La différence se joue là. Plumber ne veut pas seulement détecter ; la startup veut faire corriger, puis faire prouver. Les entreprises définissent les exigences qu’elles veulent suivre, la plateforme vérifie automatiquement leur application dans les pipelines, accompagne la remédiation, puis donne à voir, via des tableaux de bord, ce qui est réellement conforme, ce qui ne l’est pas encore, et ce qui progresse.

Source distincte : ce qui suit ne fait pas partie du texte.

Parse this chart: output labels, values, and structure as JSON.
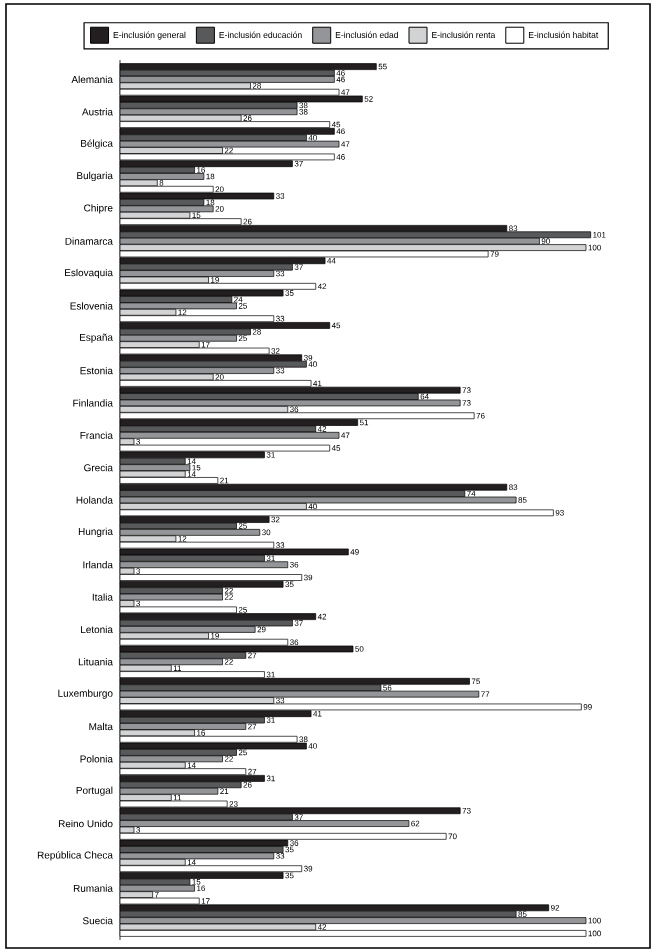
{
  "chart_data": {
    "type": "bar",
    "orientation": "horizontal",
    "data_labels": true,
    "legend": "top",
    "categories": [
      "Alemania",
      "Austria",
      "Bélgica",
      "Bulgaria",
      "Chipre",
      "Dinamarca",
      "Eslovaquia",
      "Eslovenia",
      "España",
      "Estonia",
      "Finlandia",
      "Francia",
      "Grecia",
      "Holanda",
      "Hungria",
      "Irlanda",
      "Italia",
      "Letonia",
      "Lituania",
      "Luxemburgo",
      "Malta",
      "Polonia",
      "Portugal",
      "Reino Unido",
      "República Checa",
      "Rumania",
      "Suecia"
    ],
    "series": [
      {
        "name": "E-inclusión general",
        "color": "#231f20",
        "values": [
          55,
          52,
          46,
          37,
          33,
          83,
          44,
          35,
          45,
          39,
          73,
          51,
          31,
          83,
          32,
          49,
          35,
          42,
          50,
          75,
          41,
          40,
          31,
          73,
          36,
          35,
          92
        ]
      },
      {
        "name": "E-inclusión educación",
        "color": "#58595b",
        "values": [
          46,
          38,
          40,
          16,
          18,
          101,
          37,
          24,
          28,
          40,
          64,
          42,
          14,
          74,
          25,
          31,
          22,
          37,
          27,
          56,
          31,
          25,
          26,
          37,
          35,
          15,
          85
        ]
      },
      {
        "name": "E-inclusión edad",
        "color": "#939598",
        "values": [
          46,
          38,
          47,
          18,
          20,
          90,
          33,
          25,
          25,
          33,
          73,
          47,
          15,
          85,
          30,
          36,
          22,
          29,
          22,
          77,
          27,
          22,
          21,
          62,
          33,
          16,
          100
        ]
      },
      {
        "name": "E-inclusión renta",
        "color": "#d1d3d4",
        "values": [
          28,
          26,
          22,
          8,
          15,
          100,
          19,
          12,
          17,
          20,
          36,
          3,
          14,
          40,
          12,
          3,
          3,
          19,
          11,
          33,
          16,
          14,
          11,
          3,
          14,
          7,
          42
        ]
      },
      {
        "name": "E-inclusión habitat",
        "color": "#ffffff",
        "values": [
          47,
          45,
          46,
          20,
          26,
          79,
          42,
          33,
          32,
          41,
          76,
          45,
          21,
          93,
          33,
          39,
          25,
          36,
          31,
          99,
          38,
          27,
          23,
          70,
          39,
          17,
          100
        ]
      }
    ]
  }
}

L’enjeu, au fond, est moins de rédiger une belle politique de conformité que de pouvoir démontrer, dans la durée, que les chaînes CI/CD font effectivement ce qu’elles prétendent faire. C’est précisément dans cet écart entre la règle, sa mise en œuvre et sa preuve que Plumber essaie de s’installer.

Cela explique aussi pourquoi le cofondateur refuse de choisir entre développeurs et gouvernance : « On n’a jamais voulu en faire un outil uniquement pour les développeurs, ni uniquement pour les DSI ou les équipes de gouvernance. Parce que dans les deux cas, on recrée un silo. » L’idée, chez Plumber, est donc de relier ces deux niveaux : la définition des exigences d’un côté, leur application concrète de l’autre.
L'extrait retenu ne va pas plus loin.